Justice is not something that is constrained by
boundary lines. If an aggressor is consistently
molesting an innocent party, it is our duty, as
an act of love, to bring forth justice when we
can. Pacifism applies the principle of turning
the other cheek when someone strikes you to the
area of domestic and international conflicts.
There is a point, however, when we must ask
ourselves if we have the right to turn our
neighbor’s cheek for them?
While students of the different schools of
thought may never reach a consensus on the
principle of war in general, it is essential
that the principles of pacifism be combined with
just-war ideology. A pacifist approach to
diplomacy and the pursuit is necessary to
accomplish the goals of peace. I believe,
however, that war is allowed while using extreme
caution to be sure that there is a just reason
to go to war. Our fight against Islamic radicals
is a situation where pacifism will not work.

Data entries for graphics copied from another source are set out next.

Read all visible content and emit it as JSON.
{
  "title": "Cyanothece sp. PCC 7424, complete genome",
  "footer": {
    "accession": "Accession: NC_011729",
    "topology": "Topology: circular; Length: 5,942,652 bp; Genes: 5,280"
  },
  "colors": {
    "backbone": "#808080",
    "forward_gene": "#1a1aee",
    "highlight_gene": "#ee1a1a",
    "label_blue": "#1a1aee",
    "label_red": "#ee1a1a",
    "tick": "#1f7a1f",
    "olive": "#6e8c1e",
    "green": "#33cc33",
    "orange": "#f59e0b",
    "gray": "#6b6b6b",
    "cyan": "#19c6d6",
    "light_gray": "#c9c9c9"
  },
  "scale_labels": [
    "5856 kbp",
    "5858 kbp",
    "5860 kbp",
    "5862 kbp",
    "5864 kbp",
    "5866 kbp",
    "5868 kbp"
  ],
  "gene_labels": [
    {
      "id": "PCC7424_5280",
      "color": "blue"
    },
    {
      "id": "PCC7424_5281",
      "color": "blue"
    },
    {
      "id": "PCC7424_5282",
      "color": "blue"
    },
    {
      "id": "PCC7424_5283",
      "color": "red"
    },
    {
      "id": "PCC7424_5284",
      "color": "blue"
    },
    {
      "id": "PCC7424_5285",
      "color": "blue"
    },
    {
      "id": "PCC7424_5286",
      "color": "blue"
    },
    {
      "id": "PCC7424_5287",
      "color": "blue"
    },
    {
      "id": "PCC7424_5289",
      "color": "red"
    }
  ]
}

Until there is a significant violent or
religious end to their jihad, we can never
survive as pacifists. We can never protect our
family or our nation. Their goal is our death,
even if they must kill themselves to accomplish
that end. How do you negotiate terms peace with
an enemy such as that?
I believe that the just-war theory holds enough
checks and balances to ensure that a war may be
fought on moral terms. The reality of war
demands that we seriously consider the
long-lasting damages that will occur, and the
thousands who will be scarred forever. War is
never the answer to all questions, but it is the
approximate amount of justice to a select few.
John Stuart Mill succinctly sums up the
argument, “War is an ugly thing, but not the
ugliest of things. The decayed and degraded
state of moral and patriotic feeling which
thinks that nothing is worth war is much worse.
The person who has nothing for which he is
willing to fight, nothing which is more
important than his own personal safety, is a
miserable creature and has no chance of being
free unless made and kept so by the exertions of
better men than himself.”
It is a moral duty to protect and defend the
innocent, and guard against those who do evil.
Extreme measures must sometimes be taken, and it
is with grace and plea to God for His mercy that
we so boldly accept the authority that God gave
us. May we never take for granted the
responsibility entrusted to humanity.